The Military History of Narvik
My knowledge of the ins-and-outs of World War II is limited to some of the major milestones, but if you know your history (or if you are from Norway) you'll know that Narvik played a key role during that war.
Narvik’s strategic importance was as the main port for the export of the iron ore that was mined just over the border in Sweden. Both sides wanted control.
In April 1940, ten German warships sailed into Narvik’s Ofotfjorden. The two Norwegian naval vessels defending the harbour were swiftly torpedoed and sunk, with the loss of 282 lives. The German assault had begun.
While the town of Narvik had fallen to the Germans, local volunteers supported by the Norwegian infantry were quickly mobilised to try and contain the occupying forces. Essentially this was pitting inexperienced fishermen and farmers against the elite alpine troops from Austria who were fighting for Nazi Germany.
In May 1940, the Allied Forces attempted to push the Germans out of Norway. British warships, infantry from the French Foreign Legion, and also forces from Poland joined with the Norwegian resistance, engaging the German forces on all sides.
Fighting across the mountainous terrain was hard and difficult. Slowly but surely, from rock to rock, from mountain top to mountain top, the Allied Forces pushed the Germans away from the Norwegian coast and back towards the Swedish border.
Just at the point when the liberation of Norway was in sight, the speedy advance of the German army across the European continent led to a strategic decision by the Allied Forces to withdraw their troops from Norway and redirect their attentions to stopping the Germans’ advance elsewhere.
This left Norway completely exposed and the Germans quickly resumed control of the country and the iron ore that was such a vital component of the Germans’ war effort.
A lot of blood was shed and a lot of lives were destroyed during an intense period of conflict in Norway that achieved only small gains — small gains that were then totally relinquished. Not much makes sense during times of war.
Visiting Narvik military museum, and the surrounding region, is a unique opportunity to get an understanding of what that period of time might have been like for the people of northern Norway and the international contingents of soldiers battling for supremacy and control.
There are numerous monuments and markers that commemorate some of sites of key battles.

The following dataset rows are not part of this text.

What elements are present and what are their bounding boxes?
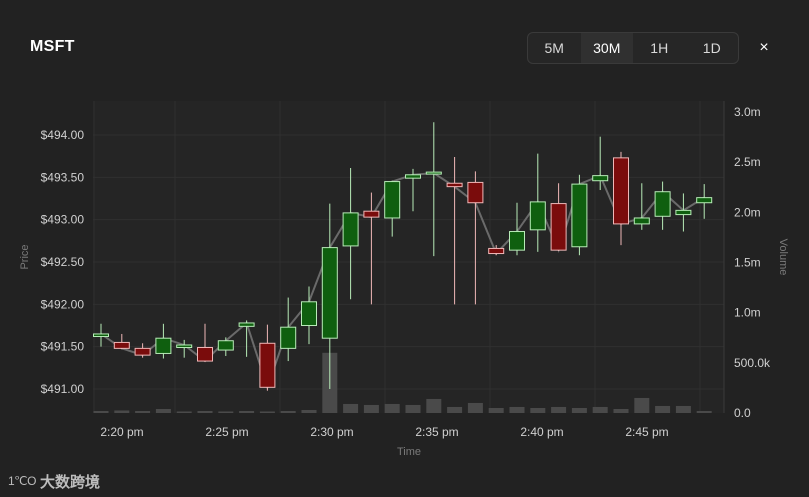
time-tick-label: 2:25 pm [205,425,248,439]
price-tick-label: $492.00 [41,297,85,311]
volume-tick-label: 2.5m [734,155,761,169]
candle-body [176,344,193,349]
candlestick-chart: $491.00 $491.50 $492.00 $492.50 $493.00 $493.… [19,101,789,458]
y-axis-title: Price [19,244,31,269]
volume-bar [363,404,379,413]
volume-bar [675,405,691,413]
candle-body [93,333,109,338]
timeframe-1h-button[interactable]: 1H [650,40,669,56]
volume-bar [592,406,608,413]
volume-axis-title: Volume [777,239,789,276]
candle-body [592,175,609,182]
volume-bar [467,402,483,413]
price-tick-label: $493.00 [41,213,85,227]
volume-bar [197,410,213,413]
time-tick-label: 2:30 pm [310,425,353,439]
volume-tick-label: 1.0m [734,306,761,320]
volume-tick-label: 2.0m [734,205,761,219]
price-tick-label: $491.50 [41,340,85,354]
candle-body [155,337,172,354]
price-tick-label: $493.50 [41,170,85,184]
candle-body [342,212,359,247]
timeframe-selector: 5M 30M 1H 1D [527,32,739,64]
candle-body [280,326,297,349]
candle-body [259,342,276,388]
candle-body [405,174,421,179]
volume-bar [426,398,442,413]
volume-bar [384,403,400,413]
volume-tick-label: 0.0 [734,406,751,420]
candle-body [509,231,525,251]
candle-body [613,157,629,225]
timeframe-1d-button[interactable]: 1D [702,40,721,56]
volume-bar [218,411,234,413]
candle-body [633,217,650,225]
volume-bar [343,403,359,413]
candle-body [675,209,692,216]
candle-body [134,347,151,356]
candle-body [238,322,255,327]
watermark-text: 大数跨境 [39,473,100,491]
volume-bar [301,409,317,413]
x-axis-title: Time [397,446,421,458]
time-tick-label: 2:40 pm [520,425,563,439]
volume-bar [239,410,255,413]
candle-body [363,210,380,218]
time-tick-label: 2:45 pm [625,425,668,439]
volume-bar [551,406,567,413]
volume-bar [155,408,171,413]
volume-bar [447,406,463,413]
volume-bar [530,407,546,413]
volume-tick-label: 3.0m [734,105,761,119]
candle-body [654,191,671,217]
candle-body [467,181,484,204]
volume-bar [634,397,650,413]
candle-body [197,347,213,362]
volume-bar [571,407,587,413]
timeframe-30m-button[interactable]: 30M [580,33,633,63]
candle-body [321,247,338,339]
volume-bar [93,410,109,413]
volume-bar [176,411,192,413]
price-tick-label: $491.00 [41,382,85,396]
candle-body [217,340,234,351]
volume-bar [405,404,421,413]
volume-bar [135,410,151,413]
timeframe-5m-button[interactable]: 5M [544,40,564,56]
volume-bar [259,411,275,413]
volume-bar [114,410,130,413]
candle-body [425,171,442,175]
candle-body [488,247,505,255]
time-tick-label: 2:35 pm [415,425,458,439]
volume-tick-label: 500.0k [734,356,771,370]
candle-body [571,183,588,248]
candle-body [384,181,401,219]
time-tick-label: 2:20 pm [100,425,143,439]
price-tick-label: $492.50 [41,255,85,269]
price-tick-label: $494.00 [41,128,85,142]
candle-body [550,203,567,251]
volume-bar [696,410,712,413]
candle-body [529,201,546,231]
candle-body [446,182,463,188]
volume-bar [655,405,671,413]
volume-tick-label: 1.5m [734,256,761,270]
plot-area [93,101,724,413]
volume-bar [613,408,629,413]
candle-body [301,301,317,327]
close-icon[interactable]: × [759,39,769,56]
candle-body [113,341,130,349]
candle-body [696,197,713,204]
chart-header: MSFT 5M 30M 1H 1D × [0,0,809,100]
volume-bar [280,410,296,413]
volume-bar [488,407,504,413]
watermark: 1℃O 大数跨境 [8,470,100,492]
volume-bar [509,406,525,413]
ticker-symbol: MSFT [30,38,75,55]
watermark-logo: 1℃O [8,474,36,488]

Places such as Skjomnes, Bjerkvik, Ose, Lapphaugen, and Bardufoss are just some of the locations that saw fierce fighting.

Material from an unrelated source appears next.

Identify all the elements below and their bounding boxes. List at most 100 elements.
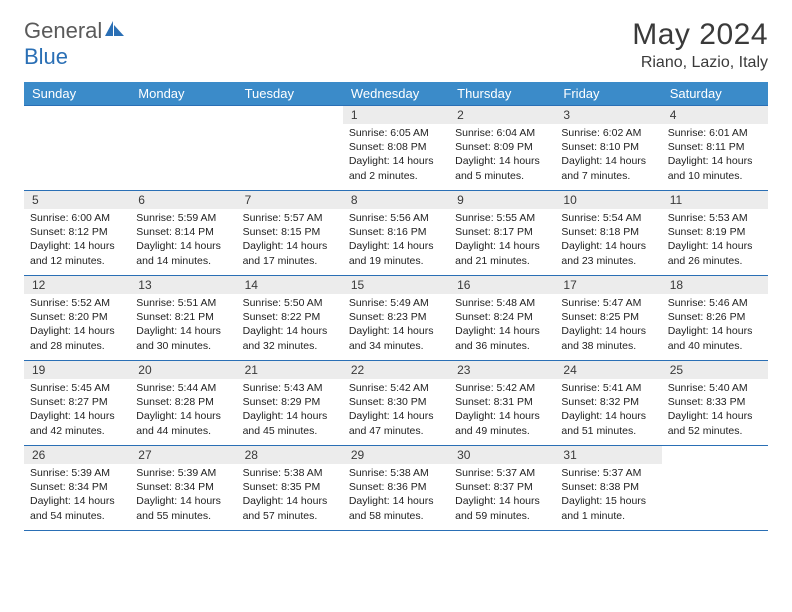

One of the shocking chapters of the German occupation of Norway was the Beisfjord concentration camp. I hadn’t heard about this before, but the museum in Narvik clearly presents the available information and numerous artefacts.
In 1942, to help build their defences and the infrastructure required to export the iron ore from Narvik, the Germans brought in prisoners from the Yugoslav region. These were mainly Serbian and Bosnian men, political prisoners and prisoners-of-war.
There are documented reports of the prisoners being ordered to dig graves and then being lined up so that their bodies would drop into the grave after the guards had shot them. There are further reports that during an outbreak of typhus, ill prisoners were confined to the infirmary barracks. These were then doused with gasoline and set on fire.
Thousands of Yugoslav prisoners lost their lives in Norway during the German occupation.
World War II was a defining period of history for the town of Narvik and the people of northern Norway. Visiting this spectacular region is also an opportunity to remind yourself of the madness of war, and to pay your respects to the people who lost their lives fighting for the future that they believed in.